The main purpose of the Computational Core is to support the scientific goals of the center by ensuring correct and reproducible analysis of next generation sequencing data. This will be accomplished through five tasks. 1) Data management: we will store and maintain provenance of the raw and pre-processed data in archives that track relevant metadata, such as creation data and checks on secured servers. 2) Data Preprocessing: we will develop standardized approaches to pre-processing the data, and create reference versions of the pre-processed data ready for further analysis. 3) Algorithm Development: We will coordinate with investigators to develop algorithms for the modeling of tumor heterogeneity and its evolution. The Core will maintain the source code in a git repository and will identify stable working versions that are then tagged and archived. 4) Develop Pipelines: to facilitate the processing of the data, and to ensure its reproducibility, we will develop standardized pipelines for the preprocessing and analysis of the data. 5) Standardize Environments: The processing of next generation sequencing data requires a multitude of software programs, each of which can affect the final result. To mitigate variation due to differences in software, versions, or libraries, we will create standardized analysis environments equipped with validated software and libraries and distribute them as Docker containers.

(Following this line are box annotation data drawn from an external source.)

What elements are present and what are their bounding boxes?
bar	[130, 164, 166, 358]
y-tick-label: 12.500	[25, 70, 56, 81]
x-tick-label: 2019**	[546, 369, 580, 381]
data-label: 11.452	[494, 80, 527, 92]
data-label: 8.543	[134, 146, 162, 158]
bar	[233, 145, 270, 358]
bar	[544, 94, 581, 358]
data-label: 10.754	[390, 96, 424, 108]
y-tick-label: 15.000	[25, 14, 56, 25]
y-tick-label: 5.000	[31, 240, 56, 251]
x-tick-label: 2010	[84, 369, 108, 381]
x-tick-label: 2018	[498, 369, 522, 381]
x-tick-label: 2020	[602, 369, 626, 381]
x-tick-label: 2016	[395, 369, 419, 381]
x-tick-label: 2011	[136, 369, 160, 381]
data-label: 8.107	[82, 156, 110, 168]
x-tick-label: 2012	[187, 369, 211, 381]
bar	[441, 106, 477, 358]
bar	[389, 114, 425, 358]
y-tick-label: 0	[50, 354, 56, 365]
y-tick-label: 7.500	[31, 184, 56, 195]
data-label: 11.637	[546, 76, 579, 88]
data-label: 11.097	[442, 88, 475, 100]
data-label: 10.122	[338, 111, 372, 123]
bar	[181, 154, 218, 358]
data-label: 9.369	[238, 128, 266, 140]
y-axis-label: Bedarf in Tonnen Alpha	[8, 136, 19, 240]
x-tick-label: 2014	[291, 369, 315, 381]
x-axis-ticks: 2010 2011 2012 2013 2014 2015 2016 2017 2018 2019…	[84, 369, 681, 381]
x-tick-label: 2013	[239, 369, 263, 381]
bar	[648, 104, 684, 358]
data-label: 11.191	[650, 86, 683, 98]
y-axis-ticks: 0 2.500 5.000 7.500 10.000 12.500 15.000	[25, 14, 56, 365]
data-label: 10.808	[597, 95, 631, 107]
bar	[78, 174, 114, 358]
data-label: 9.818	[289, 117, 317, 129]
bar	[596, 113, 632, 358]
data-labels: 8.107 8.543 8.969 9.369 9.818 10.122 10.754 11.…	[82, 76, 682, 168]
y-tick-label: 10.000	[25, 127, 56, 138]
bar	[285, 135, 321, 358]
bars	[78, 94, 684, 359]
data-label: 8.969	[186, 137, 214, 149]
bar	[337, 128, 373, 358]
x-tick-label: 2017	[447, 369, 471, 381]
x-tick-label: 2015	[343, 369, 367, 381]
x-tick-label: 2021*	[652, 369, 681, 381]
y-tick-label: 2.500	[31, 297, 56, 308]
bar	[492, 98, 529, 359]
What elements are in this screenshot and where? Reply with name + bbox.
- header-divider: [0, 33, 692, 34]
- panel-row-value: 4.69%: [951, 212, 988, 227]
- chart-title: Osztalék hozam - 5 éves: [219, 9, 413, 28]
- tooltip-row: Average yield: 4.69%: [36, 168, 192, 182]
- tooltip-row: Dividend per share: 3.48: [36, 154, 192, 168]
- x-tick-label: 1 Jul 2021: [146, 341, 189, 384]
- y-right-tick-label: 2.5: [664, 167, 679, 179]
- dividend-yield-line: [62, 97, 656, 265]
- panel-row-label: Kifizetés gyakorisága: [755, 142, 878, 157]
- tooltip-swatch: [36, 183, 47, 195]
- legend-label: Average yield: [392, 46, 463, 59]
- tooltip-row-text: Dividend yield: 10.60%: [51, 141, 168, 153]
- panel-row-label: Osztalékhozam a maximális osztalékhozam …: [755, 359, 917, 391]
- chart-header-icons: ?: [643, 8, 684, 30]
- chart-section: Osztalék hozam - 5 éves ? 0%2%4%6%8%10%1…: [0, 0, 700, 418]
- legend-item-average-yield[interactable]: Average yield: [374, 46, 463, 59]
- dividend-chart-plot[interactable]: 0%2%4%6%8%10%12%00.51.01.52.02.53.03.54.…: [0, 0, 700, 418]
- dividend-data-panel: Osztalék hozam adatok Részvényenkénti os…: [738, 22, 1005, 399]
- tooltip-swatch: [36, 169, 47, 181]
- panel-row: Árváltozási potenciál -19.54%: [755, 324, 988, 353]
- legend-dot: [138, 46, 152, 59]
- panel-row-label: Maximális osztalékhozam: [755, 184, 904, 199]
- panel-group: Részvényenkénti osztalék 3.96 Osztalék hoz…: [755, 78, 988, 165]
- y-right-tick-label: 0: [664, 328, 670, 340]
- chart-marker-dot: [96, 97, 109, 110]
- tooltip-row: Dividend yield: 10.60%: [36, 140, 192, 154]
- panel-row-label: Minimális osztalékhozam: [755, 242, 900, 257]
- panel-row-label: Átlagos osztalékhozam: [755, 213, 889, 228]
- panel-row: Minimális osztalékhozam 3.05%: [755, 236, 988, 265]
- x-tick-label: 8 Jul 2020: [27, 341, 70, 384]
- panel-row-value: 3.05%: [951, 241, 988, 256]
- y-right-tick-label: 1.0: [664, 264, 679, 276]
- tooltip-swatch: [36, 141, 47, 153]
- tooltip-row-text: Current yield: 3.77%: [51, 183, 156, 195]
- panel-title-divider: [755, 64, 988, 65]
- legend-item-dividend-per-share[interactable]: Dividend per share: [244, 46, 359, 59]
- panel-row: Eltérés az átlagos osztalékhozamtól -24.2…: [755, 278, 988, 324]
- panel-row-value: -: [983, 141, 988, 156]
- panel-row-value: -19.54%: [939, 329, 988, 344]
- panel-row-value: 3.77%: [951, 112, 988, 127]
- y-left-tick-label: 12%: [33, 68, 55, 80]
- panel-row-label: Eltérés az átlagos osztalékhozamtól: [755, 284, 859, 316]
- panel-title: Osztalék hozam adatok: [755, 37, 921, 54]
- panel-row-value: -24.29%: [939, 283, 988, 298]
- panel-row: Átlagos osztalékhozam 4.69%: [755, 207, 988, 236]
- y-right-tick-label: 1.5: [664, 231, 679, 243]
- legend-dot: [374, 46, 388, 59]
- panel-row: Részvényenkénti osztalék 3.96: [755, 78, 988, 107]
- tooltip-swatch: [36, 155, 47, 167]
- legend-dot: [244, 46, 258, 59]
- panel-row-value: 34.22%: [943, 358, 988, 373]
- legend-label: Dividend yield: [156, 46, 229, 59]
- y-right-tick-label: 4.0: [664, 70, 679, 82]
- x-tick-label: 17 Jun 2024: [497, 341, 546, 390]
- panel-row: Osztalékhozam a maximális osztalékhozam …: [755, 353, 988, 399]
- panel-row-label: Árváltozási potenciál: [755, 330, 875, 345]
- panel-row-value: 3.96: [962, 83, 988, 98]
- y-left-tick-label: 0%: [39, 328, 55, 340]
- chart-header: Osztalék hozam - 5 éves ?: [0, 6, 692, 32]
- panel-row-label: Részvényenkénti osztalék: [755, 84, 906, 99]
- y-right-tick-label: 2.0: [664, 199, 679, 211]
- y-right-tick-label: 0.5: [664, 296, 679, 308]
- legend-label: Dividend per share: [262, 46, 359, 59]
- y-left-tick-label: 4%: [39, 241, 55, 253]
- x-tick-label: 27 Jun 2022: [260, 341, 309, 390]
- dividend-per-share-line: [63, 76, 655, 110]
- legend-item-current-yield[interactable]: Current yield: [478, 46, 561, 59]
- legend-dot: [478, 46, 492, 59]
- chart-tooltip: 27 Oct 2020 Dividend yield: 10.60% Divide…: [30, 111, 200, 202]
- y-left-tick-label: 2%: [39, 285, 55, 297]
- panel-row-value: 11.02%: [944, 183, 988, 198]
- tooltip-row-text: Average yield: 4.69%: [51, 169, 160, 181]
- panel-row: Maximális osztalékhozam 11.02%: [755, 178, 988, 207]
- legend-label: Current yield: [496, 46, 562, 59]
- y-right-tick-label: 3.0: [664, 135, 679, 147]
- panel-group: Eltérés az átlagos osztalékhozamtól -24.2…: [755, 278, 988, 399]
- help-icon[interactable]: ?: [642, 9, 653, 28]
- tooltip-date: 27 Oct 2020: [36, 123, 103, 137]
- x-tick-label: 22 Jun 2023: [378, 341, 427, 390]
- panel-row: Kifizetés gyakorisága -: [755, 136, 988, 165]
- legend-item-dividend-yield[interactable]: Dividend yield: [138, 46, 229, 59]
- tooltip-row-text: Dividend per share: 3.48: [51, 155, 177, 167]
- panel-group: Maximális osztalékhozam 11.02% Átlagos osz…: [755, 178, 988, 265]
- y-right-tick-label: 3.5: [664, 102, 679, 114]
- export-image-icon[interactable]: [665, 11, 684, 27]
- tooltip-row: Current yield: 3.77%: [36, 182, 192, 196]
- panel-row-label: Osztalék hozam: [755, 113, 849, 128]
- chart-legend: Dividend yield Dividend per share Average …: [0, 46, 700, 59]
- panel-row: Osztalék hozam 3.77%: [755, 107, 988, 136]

Education and Outreach Core (Moos and Werner)

This core are to build a singular research community within the consortium, educate students and the community on the latest advances in systems biology, and reach out to cancer advocates and patients regarding the impact of systems biology and cancer heterogeneity on treatment strategies to build excitement for future developments. We will sponsor student exchange programs, seminars, and courses on systems biology, as well as participate in organizations that promote health and cancer awareness. We will invite leaders in systems biology—whose expertise and research interests complement and expand our own—to visit our center sites; meet with our faculty, postdocs, and students; and participate in workshops that encourage spirited dialog and broad participation. We will assess the effectiveness of our outreach efforts through surveys that will provide the feedback necessary to ensure we are meeting our goals.

Administrative Core

The key to our ongoing collaboration has been communication between groups on our weekly to bi-weekly calls and discussions, focused on coordinated project planning and discussion of experiments and results. The Administrative Core will provide oversight of the Center and will manage its day-to-day operations. Specifically, this Core will: 1) schedule and organize meetings among investigators twice a month; 2) provide monthly and yearly summaries of work accomplished, results, and to-do items; 3) manage the budget; 4) plan internal and external advisory panel meetings and implementation of feedback; 5) manage developmental research project selection and support; and 6) perform administrative tasks related to center management.